3) Органам Наркомвнудела – приводить в исполнение приговоры о высшей мере наказания в отношении преступников названных выше категорий немедленно по вынесении судебных приговоров».

«В Народном Комиссариате Внутренних Дел СССР. За халатное отношение к своим обязанностям по охране государственной безопасности в Ленинграде Народным Комиссариатом Внутренних Дел смещены со своих должностей и преданы суду: начальник управления НКВД по Ленинградской области Медведь Ф. Д., заместитель начальника Управления НКВД по Ленинградской области Фомин Ф. Т. и ответственные работники Управления НКВД по Ленинградской области – Горин А. С., Лобов П. М., Янишевский Д. И., Петров Г. А., Пальцевич М. С. и Мосевич А. А.

Временное исполнение обязанностей начальника Управления НКВД по Ленинградской области поручено заместителю Народного Комиссара Внутренних Дел т. Агранову Я. С.

Дела об арестованных за последнее время белогвардейцах по обвинению в подготовке организаций террористических актов против работников Советской власти —

по Ленинградской области [перечень фамилий]

по Московской области [перечень фамилий]

переданы 2-го декабря сего года на рассмотрение Военной коллегии Верховного Суда СССР».

«Правда». 5 декабря.

«Вчера в Москву прибыло тело Сергея Мироновича Кирова. Гроб установлен в Колонном зале».

«О внесении изменений в действующие Уголовно-процессуальные кодексы союзных республик.

Постановление Центрального Исполнительного Комитета Союза ССР.

Центральный Исполнительный Комитет Союза ССР постановляет:

Внести следующие изменения в действующие Уголовно-процессуальные кодексы союзных республик по расследованию и рассмотрению дел о террористических организациях и террористических актах против работников Советской власти:

1. Следствие по этим делам заканчивать в срок не более десяти дней.

2. Обвинительное заключение вручать обвиняемым за одни сутки до рассмотрения дела в суде.

3. Дела слушать без участия сторон.

4. Кассационного обжалования приговоров, как и подачи ходатайств о помиловании, не допускать.

5. Приговор к высшей мере наказания приводить в исполнение немедленно по вынесении приговора.

Председатель Центрального Исполнительного Комитета Союза ССР

М. Калинин

Секретарь Центрального Исполнительного Комитета Союза ССР

А. Енукидзе.

Москва, Кремль, 1 декабря 1934 года».

Из передовой «Правды» 6 декабря:

«Сталин вчера перед кремацией обнял павшего вождя ленинградского пролетариата, своего друга.
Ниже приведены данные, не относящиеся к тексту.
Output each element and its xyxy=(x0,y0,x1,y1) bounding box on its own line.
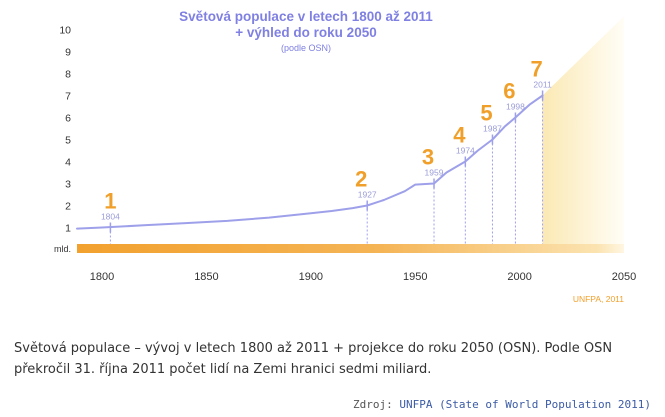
x-tick-label: 1800 xyxy=(90,271,114,283)
milestone-year-label: 1804 xyxy=(101,212,120,222)
population-line xyxy=(76,94,544,230)
chart-credit: UNFPA, 2011 xyxy=(573,294,624,304)
milestone-year-label: 1998 xyxy=(506,102,525,112)
y-axis-label: mld. xyxy=(54,244,71,254)
x-tick-label: 1900 xyxy=(299,271,323,283)
timeline-bar xyxy=(77,244,624,253)
milestone-number: 6 xyxy=(503,79,515,104)
source-line: Zdroj: UNFPA (State of World Population … xyxy=(353,398,651,411)
milestone-number: 2 xyxy=(355,167,367,192)
source-label: Zdroj: xyxy=(352,398,393,411)
milestone-number: 3 xyxy=(422,145,434,170)
y-tick-label: 1 xyxy=(65,223,71,235)
y-tick-label: 3 xyxy=(65,179,71,191)
chart-title-line2: + výhled do roku 2050 xyxy=(235,25,376,40)
chart-caption: Světová populace – vývoj v letech 1800 a… xyxy=(14,341,613,377)
x-tick-label: 1850 xyxy=(194,271,218,283)
milestone-year-label: 1974 xyxy=(456,146,475,156)
y-tick-label: 9 xyxy=(65,47,71,59)
chart-subtitle: (podle OSN) xyxy=(281,43,331,53)
y-tick-label: 5 xyxy=(65,135,71,147)
milestone-number: 7 xyxy=(530,57,542,82)
milestone-year-label: 1927 xyxy=(358,190,377,200)
y-tick-label: 10 xyxy=(59,25,71,37)
x-tick-label: 1950 xyxy=(403,271,427,283)
milestone-number: 4 xyxy=(453,123,466,148)
y-tick-label: 7 xyxy=(65,91,71,103)
y-tick-label: 4 xyxy=(65,157,71,169)
x-tick-label: 2050 xyxy=(612,271,636,283)
milestone-year-label: 2011 xyxy=(533,80,552,90)
population-chart: Světová populace v letech 1800 až 2011 +… xyxy=(54,9,636,304)
y-tick-label: 6 xyxy=(65,113,71,125)
chart-title-line1: Světová populace v letech 1800 až 2011 xyxy=(179,9,433,24)
milestone-number: 5 xyxy=(480,101,492,126)
source-link[interactable]: UNFPA (State of World Population 2011) xyxy=(399,398,651,411)
x-tick-label: 2000 xyxy=(507,271,531,283)
projection-area xyxy=(542,16,624,253)
milestone-number: 1 xyxy=(104,189,116,214)
y-tick-label: 8 xyxy=(65,69,71,81)
y-tick-label: 2 xyxy=(65,201,71,213)
milestone-year-label: 1959 xyxy=(425,168,444,178)
milestone-year-label: 1987 xyxy=(483,124,502,134)
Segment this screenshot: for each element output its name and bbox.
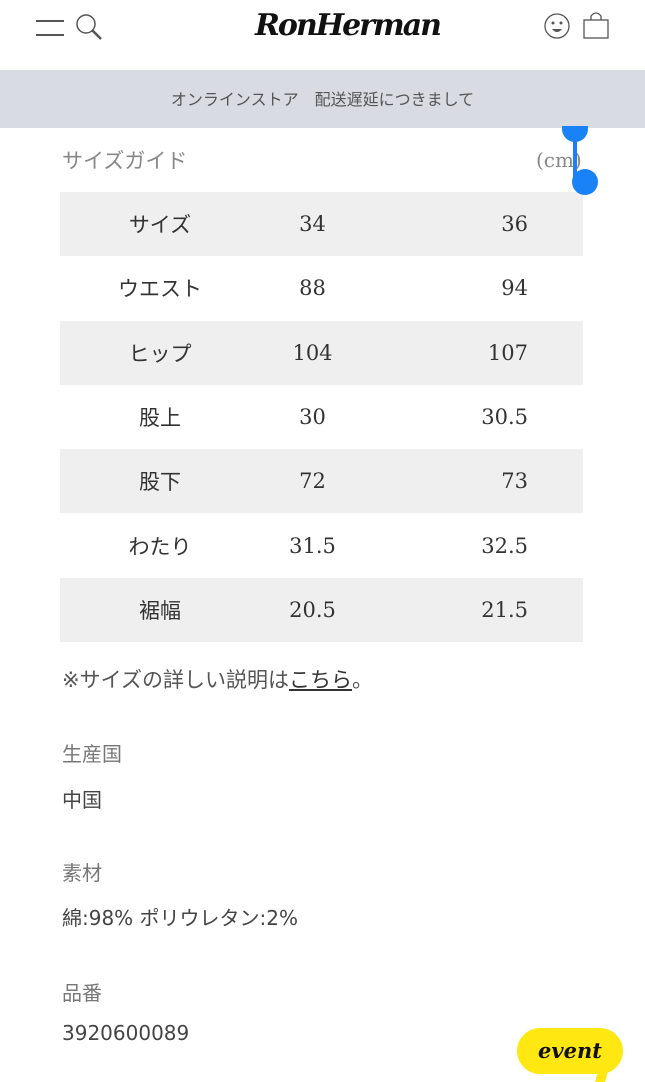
bag-icon[interactable]	[582, 10, 610, 40]
table-row: わたり 31.5 32.5	[60, 513, 583, 577]
header: RonHerman	[0, 0, 645, 70]
cell: 88	[299, 276, 326, 301]
selection-handle-end[interactable]	[572, 169, 598, 195]
cell: 73	[501, 469, 528, 494]
selection-cursor	[573, 138, 577, 182]
face-icon[interactable]	[543, 12, 571, 40]
table-row: 股下 72 73	[60, 449, 583, 514]
cell: 30	[299, 405, 326, 430]
cell: 72	[299, 469, 326, 494]
row-label: 股上	[139, 406, 181, 431]
row-label: 裾幅	[139, 598, 181, 623]
material-label: 素材	[62, 861, 102, 885]
country-label: 生産国	[62, 742, 122, 766]
row-label: ウエスト	[118, 277, 202, 302]
note-text: ※サイズの詳しい説明は	[62, 668, 289, 692]
size-guide-title: サイズガイド	[62, 149, 188, 173]
table-row: 裾幅 20.5 21.5	[60, 577, 583, 643]
event-button[interactable]: event	[517, 1028, 623, 1074]
cell: 30.5	[481, 405, 528, 430]
selection-handle-start[interactable]	[562, 126, 588, 142]
cell: 21.5	[481, 597, 528, 622]
cell: 31.5	[289, 533, 336, 558]
cell: 20.5	[289, 597, 336, 622]
row-label: サイズ	[128, 213, 192, 238]
cell: 107	[487, 340, 528, 365]
notice-banner[interactable]: オンラインストア 配送遅延につきまして	[0, 70, 645, 128]
cell: 104	[292, 340, 333, 365]
row-label: わたり	[128, 534, 192, 559]
table-row: ウエスト 88 94	[60, 256, 583, 320]
menu-icon[interactable]	[36, 16, 64, 36]
search-icon[interactable]	[74, 12, 104, 42]
note-suffix: 。	[351, 668, 373, 692]
product-number-label: 品番	[62, 981, 102, 1005]
size-note: ※サイズの詳しい説明はこちら。	[62, 664, 373, 694]
table-row: サイズ 34 36	[60, 192, 583, 257]
cell: 36	[501, 212, 528, 237]
size-table: サイズ 34 36 ウエスト 88 94 ヒップ 104 107 股上 30 30.5 股下 72…	[60, 192, 583, 643]
row-label: 股下	[139, 470, 181, 495]
cell: 32.5	[481, 533, 528, 558]
logo[interactable]: RonHerman	[255, 8, 442, 43]
cell: 94	[501, 276, 528, 301]
product-number-value: 3920600089	[62, 1021, 190, 1045]
row-label: ヒップ	[128, 341, 192, 366]
table-row: 股上 30 30.5	[60, 385, 583, 449]
cell: 34	[299, 212, 326, 237]
table-row: ヒップ 104 107	[60, 320, 583, 385]
material-value: 綿:98% ポリウレタン:2%	[62, 906, 299, 930]
size-detail-link[interactable]: こちら	[288, 668, 352, 692]
country-value: 中国	[62, 788, 102, 812]
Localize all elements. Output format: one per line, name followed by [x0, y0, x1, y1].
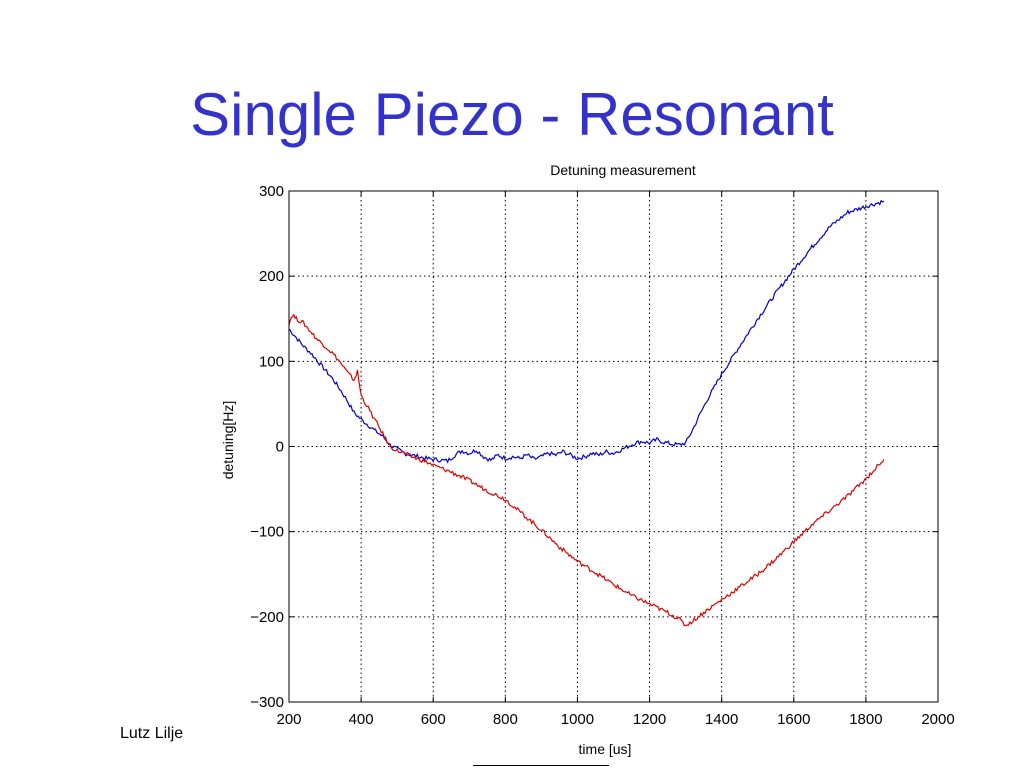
- series-line-1: [288, 199, 885, 464]
- y-tick-label: −200: [250, 609, 284, 626]
- chart-ticks: 200 400 600 800 1000 1200 1400 1600 1800 20003002…: [250, 183, 954, 728]
- slide-title: Single Piezo - Resonant: [190, 81, 834, 148]
- x-tick-label: 1400: [705, 711, 738, 728]
- chart-grid: [289, 191, 938, 702]
- x-tick-label: 400: [349, 711, 374, 728]
- x-tick-label: 1800: [849, 711, 882, 728]
- x-axis-label: time [us]: [579, 741, 632, 757]
- x-tick-label: 1200: [633, 711, 666, 728]
- x-tick-label: 2000: [921, 711, 954, 728]
- y-axis-label: detuning[Hz]: [220, 401, 236, 480]
- x-tick-label: 1000: [561, 711, 594, 728]
- y-tick-label: −100: [250, 524, 284, 541]
- y-tick-label: 300: [259, 183, 284, 200]
- y-tick-label: −300: [250, 694, 284, 711]
- x-tick-label: 1600: [777, 711, 810, 728]
- chart-series: [288, 199, 885, 627]
- y-tick-label: 0: [276, 439, 284, 456]
- x-tick-label: 800: [493, 711, 518, 728]
- y-tick-label: 100: [259, 353, 284, 370]
- footer-divider: [473, 765, 609, 766]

В последний раз… И вместе со Сталиным великая и грозная советская страна запечатлела свой поцелуй на его холодном лбу».

Язык суровой необходимости. Язык государства, вынужденного отвечать ударом на удар противника. Стиль, позаимствованный законодателями у Сталина, а может быть, язык самого Сталина. Война войне. И все же муторно на душе. Омрачен, полит кровью праздничный год, великий праздничный год. Год XVII съезда партии, съезда победителей. Год завершения первой пятилетки и закладки фундамента второй. Год освоения того, что отгрохано, возведено, введено в строй, чему дан ход, что заработало, выдает продукцию, что озарило бетонные и железные корпуса трудовым огнем, что напоено индустриальной кровью и плотью, светит, греет и делает народ более богатым, более уверенным в завтрашнем дне, более сильным и более умным, что летает в небесах, проникает в глубины океана, стреляет, кует, выплавляет, создает трактора, автомобили, экскаваторы, что прокладывает каналы, метро. Год присвоения труженику-ударнику – сыну первой пятилетки звания Победителя. Год наивысшего героизма рабочего класса, заложившего фундамент социалистической экономики. Год, венчающий разгром последнего капиталистического класса в СССР – кулачества. Год, когда основные массы крестьянства-колхозника стали опорой Советской власти в деревне. Год окончательного закрепления СССР на магистральном социалистическом пути.